The succession [Xsubn] is defined as
Xsub0 = 0, Xsub(n+1) = Xsubn + n(n+1)
Show that Xsubn = (1/3)(n-1)n(n+1).
I am assuming I am not allowed to use what I am demonstring as part of the proof. No clue what do despite staring at it for 15 minutes.
The succession [Xsubn] is defined as
Xsub0 = 0, Xsub(n+1) = Xsubn + n(n+1)
Show that Xsubn = (1/3)(n-1)n(n+1).
I am assuming I am not allowed to use what I am demonstring as part of the proof. No clue what do despite staring at it for 15 minutes.
Hi,
$\displaystyle x_0 = 0$, $\displaystyle x_{n+1} = x_n + n(n+1)$
and we have to prove $\displaystyle x_n = \frac{1}{3}(n-1)n(n+1)$.
We proceed by induction:
$\displaystyle n=0$ .. $\displaystyle x_0 = \frac{1}{3}(0-1)\cdot 0\cdot (0+1) =0$ so the base case holds.
suppose the statement holds for $\displaystyle n$ and let's prove it holds for $\displaystyle n+1$:
$\displaystyle x_{n+1}= x_n + n(n+1) = \frac{1}{3}(n-1)n(n+1) +n(n+1)$ (by induction hypotheses)
$\displaystyle = n(n+1)(\frac{1}{3}(n-1)+1) = n(n+1)(\frac{1}{3}n+\frac{2}{3}) = \frac{1}{3}n(n+1)(n+2)$
$\displaystyle =\frac{1}{3}((n+1)-1)(n+1)((n+1)+1) $ so the inductive step is done.
But it is perfectly valid to show that what you are given is a solution to an equation by putting it into the equation.

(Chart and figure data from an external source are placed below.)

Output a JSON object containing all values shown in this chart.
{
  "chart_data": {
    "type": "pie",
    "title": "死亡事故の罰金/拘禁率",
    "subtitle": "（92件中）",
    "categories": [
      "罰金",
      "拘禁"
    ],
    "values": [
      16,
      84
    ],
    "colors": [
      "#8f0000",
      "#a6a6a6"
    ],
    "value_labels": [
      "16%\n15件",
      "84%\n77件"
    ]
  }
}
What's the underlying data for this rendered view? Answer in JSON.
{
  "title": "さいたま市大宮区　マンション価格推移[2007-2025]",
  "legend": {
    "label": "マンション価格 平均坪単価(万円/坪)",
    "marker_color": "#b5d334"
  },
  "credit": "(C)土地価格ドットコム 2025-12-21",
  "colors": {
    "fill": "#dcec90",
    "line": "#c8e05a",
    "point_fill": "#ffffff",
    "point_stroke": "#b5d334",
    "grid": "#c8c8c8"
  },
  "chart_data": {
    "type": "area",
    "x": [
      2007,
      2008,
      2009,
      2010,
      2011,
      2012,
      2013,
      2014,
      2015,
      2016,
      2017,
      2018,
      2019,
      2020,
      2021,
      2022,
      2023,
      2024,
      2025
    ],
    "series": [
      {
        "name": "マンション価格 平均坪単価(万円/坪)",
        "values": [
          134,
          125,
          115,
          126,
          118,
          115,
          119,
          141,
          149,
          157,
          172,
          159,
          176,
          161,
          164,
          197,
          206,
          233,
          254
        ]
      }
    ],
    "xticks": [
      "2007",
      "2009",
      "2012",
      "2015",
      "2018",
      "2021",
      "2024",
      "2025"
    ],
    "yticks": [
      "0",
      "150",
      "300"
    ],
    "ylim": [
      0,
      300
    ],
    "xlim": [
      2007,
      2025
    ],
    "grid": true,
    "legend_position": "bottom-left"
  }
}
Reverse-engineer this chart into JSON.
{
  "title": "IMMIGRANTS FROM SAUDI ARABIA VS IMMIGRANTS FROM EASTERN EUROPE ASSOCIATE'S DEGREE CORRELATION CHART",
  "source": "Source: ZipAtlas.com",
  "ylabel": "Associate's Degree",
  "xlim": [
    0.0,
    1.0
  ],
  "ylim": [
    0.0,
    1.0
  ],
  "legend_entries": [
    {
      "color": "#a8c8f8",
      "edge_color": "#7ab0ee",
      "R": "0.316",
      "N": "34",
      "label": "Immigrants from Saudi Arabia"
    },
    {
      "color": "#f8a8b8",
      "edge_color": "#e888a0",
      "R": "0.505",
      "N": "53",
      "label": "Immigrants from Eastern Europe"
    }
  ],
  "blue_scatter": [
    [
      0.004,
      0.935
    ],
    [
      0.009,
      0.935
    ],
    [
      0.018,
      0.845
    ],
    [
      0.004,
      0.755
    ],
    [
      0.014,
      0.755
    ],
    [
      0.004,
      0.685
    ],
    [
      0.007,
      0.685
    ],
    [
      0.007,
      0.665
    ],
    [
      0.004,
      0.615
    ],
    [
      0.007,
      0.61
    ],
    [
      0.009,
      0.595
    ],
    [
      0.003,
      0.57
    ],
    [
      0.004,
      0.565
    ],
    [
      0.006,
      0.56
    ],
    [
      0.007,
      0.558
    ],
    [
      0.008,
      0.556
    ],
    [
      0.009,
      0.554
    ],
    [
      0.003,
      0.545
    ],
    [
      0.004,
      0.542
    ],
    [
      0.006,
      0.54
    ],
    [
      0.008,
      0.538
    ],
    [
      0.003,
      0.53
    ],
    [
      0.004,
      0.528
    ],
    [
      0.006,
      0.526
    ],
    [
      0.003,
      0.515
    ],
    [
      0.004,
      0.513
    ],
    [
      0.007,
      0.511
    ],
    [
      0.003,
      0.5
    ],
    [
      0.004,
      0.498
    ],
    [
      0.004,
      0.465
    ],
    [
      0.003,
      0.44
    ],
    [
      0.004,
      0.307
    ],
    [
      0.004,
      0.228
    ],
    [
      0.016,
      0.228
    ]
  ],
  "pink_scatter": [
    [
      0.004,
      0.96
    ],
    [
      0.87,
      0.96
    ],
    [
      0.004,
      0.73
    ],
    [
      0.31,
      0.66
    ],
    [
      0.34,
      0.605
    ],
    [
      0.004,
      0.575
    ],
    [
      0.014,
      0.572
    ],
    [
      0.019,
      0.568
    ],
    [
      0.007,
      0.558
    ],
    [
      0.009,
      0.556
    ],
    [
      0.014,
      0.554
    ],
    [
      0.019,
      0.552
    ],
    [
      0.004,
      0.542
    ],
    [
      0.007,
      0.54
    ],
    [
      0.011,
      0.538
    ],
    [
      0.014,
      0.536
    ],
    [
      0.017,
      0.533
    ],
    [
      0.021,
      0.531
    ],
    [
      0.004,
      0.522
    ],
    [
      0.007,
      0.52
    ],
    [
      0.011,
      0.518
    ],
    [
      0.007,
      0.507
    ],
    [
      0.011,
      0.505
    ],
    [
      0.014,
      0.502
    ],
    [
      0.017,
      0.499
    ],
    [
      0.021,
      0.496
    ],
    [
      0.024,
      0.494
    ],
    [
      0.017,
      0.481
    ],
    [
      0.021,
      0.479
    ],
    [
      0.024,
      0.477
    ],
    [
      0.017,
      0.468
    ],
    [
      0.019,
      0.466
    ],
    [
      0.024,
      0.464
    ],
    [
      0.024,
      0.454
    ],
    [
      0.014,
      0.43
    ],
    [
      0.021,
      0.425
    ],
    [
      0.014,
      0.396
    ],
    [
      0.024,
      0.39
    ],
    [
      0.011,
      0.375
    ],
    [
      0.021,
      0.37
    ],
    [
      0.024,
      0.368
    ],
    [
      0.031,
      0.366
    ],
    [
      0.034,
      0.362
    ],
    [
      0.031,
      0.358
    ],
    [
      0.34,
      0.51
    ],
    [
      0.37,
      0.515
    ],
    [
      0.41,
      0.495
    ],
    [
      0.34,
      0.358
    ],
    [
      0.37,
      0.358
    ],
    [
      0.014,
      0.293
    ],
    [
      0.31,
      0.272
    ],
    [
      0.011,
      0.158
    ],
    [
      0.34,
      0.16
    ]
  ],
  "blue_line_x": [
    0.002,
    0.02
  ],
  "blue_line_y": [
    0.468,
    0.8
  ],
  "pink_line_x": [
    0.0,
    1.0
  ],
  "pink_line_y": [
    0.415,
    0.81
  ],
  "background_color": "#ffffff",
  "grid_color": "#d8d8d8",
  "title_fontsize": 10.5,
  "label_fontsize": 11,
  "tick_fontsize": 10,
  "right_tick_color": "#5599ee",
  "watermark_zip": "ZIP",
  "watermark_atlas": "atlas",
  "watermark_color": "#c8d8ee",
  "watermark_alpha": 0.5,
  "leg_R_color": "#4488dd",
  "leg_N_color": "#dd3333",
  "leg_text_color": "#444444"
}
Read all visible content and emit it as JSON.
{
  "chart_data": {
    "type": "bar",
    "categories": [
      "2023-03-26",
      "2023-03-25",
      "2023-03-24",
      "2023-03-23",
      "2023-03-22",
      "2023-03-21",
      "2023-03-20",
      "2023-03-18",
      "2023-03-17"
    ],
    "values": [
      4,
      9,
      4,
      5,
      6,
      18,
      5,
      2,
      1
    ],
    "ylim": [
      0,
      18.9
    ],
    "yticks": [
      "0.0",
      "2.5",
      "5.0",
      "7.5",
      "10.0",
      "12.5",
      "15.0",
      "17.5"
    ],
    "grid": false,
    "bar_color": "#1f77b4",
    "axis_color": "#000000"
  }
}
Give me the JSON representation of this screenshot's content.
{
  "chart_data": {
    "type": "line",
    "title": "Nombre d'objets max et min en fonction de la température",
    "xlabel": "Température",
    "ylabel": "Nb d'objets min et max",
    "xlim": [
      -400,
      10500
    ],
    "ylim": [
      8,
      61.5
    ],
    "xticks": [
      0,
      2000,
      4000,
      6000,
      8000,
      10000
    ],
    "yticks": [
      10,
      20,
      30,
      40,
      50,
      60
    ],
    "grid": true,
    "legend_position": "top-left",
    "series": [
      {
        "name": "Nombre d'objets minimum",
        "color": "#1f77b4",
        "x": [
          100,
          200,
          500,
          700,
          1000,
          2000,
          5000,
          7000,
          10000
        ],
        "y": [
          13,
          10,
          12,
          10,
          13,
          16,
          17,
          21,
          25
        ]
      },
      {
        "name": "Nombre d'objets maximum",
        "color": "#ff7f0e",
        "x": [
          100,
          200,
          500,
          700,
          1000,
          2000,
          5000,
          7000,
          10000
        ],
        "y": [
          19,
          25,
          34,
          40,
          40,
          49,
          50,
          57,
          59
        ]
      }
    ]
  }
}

For example, it would be very difficult to solve $\displaystyle x^5- 6x^2- 3x- 2= 0$ but it is very easy to show that x= 2 is a solutions: [tex]2^2- 6(2^2)- 3(2)- 6= 32- 24- 6- 2= 0.
Similarly, here, you are not asked to solve the recursion, just to show that $\displaystyle x_n= \frac{(n-1)n(n+1)}{3}$ satisfies it. And that is basically what Taluivren did.